Résumé :manger chaud ...  police... occupation...

 

 

 

 

 

 

J’hésite à écrire la suite. C’est trop affreux.

La sixième victime ( mais quand donc s’arrêtera cette hécatombe ?) fut, non pas un clochard, mais le fils du maire, Kevin Gros qui venait tout juste de fêter ses 18 ans. On le retrouva dans les parterres de la mairie, dans la même position que le mort de l’épisode 17 :  la nuque brisée, la tête à l’équerre, le bassin fracturé, les jambes repliées en avant. Couché sur son côté droit.

Les deux oreilles avaient été tranchées  et avaient disparu. On les chercha longtemps. Avant de les retrouver, immergées dans le bénitier de l’église Saint-Laon toute proche.

 

DSCF0308

                 On le retrouva dans les parterres de la mairie...

 

La fureur des habitants était à son comble. La presse nationale était descendue de Paris. L’auberge du Moulin Bleu affichait complet. Josiane Birdat était même passée à la télé.  C’est tout juste si Bressuire et Parthenay les deux villes voisines n’étaient pas jalouses. C’est sûr qu’avec Intervilles pour Parthenay l’été précédent, et le jeu des mille francs pour Bressuire à l’automne, les deux cités faisaient « petits joueurs ».

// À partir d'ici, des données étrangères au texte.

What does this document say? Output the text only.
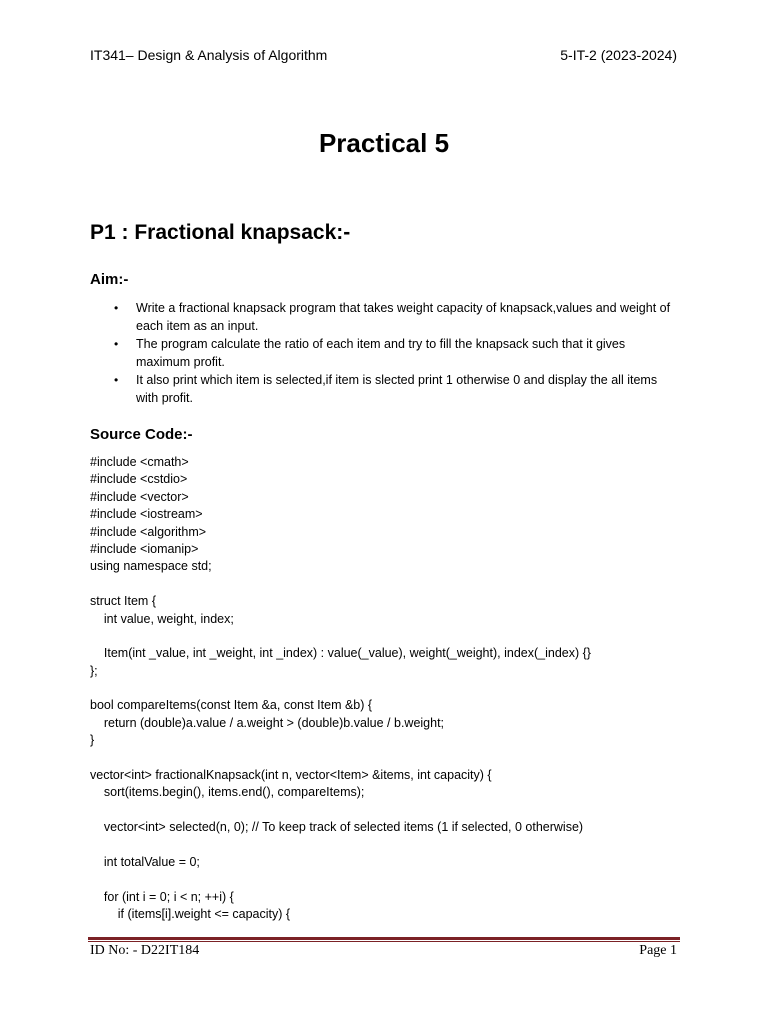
IT341– Design & Analysis of Algorithm	5-IT-2 (2023-2024)
Practical 5
P1 : Fractional knapsack:-
Aim:-
• Write a fractional knapsack program that takes weight capacity of knapsack,values and weight of each item as an input.
• The program calculate the ratio of each item and try to fill the knapsack such that it gives maximum profit.
• It also print which item is selected,if item is slected print 1 otherwise 0 and display the all items with profit.
Source Code:-
#include <cmath>
#include <cstdio>
#include <vector>
#include <iostream>
#include <algorithm>
#include <iomanip>
using namespace std;
struct Item {
int value, weight, index;
Item(int _value, int _weight, int _index) : value(_value), weight(_weight), index(_index) {}
};
bool compareItems(const Item &a, const Item &b) {
return (double)a.value / a.weight > (double)b.value / b.weight;
}
vector<int> fractionalKnapsack(int n, vector<Item> &items, int capacity) {
sort(items.begin(), items.end(), compareItems);
vector<int> selected(n, 0); // To keep track of selected items (1 if selected, 0 otherwise)
int totalValue = 0;
for (int i = 0; i < n; ++i) {
if (items[i].weight <= capacity) {
ID No: - D22IT184	Page 1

Le père et   maire, Maurice Gros, anéanti, annonça qu’il renonçait à la politique. Qu’il quittait la ville avec sa femme. Qu’il allait habiter un bungalow à La Roche-sur-Yon.

Sans adversaire Charles-Henry Hichlag fut élu avec 86,3 % des voix exprimées. La participation fut très faible, mais l’élection était légale. Tout le conseil municipal était à sa botte.

A SUIVRE...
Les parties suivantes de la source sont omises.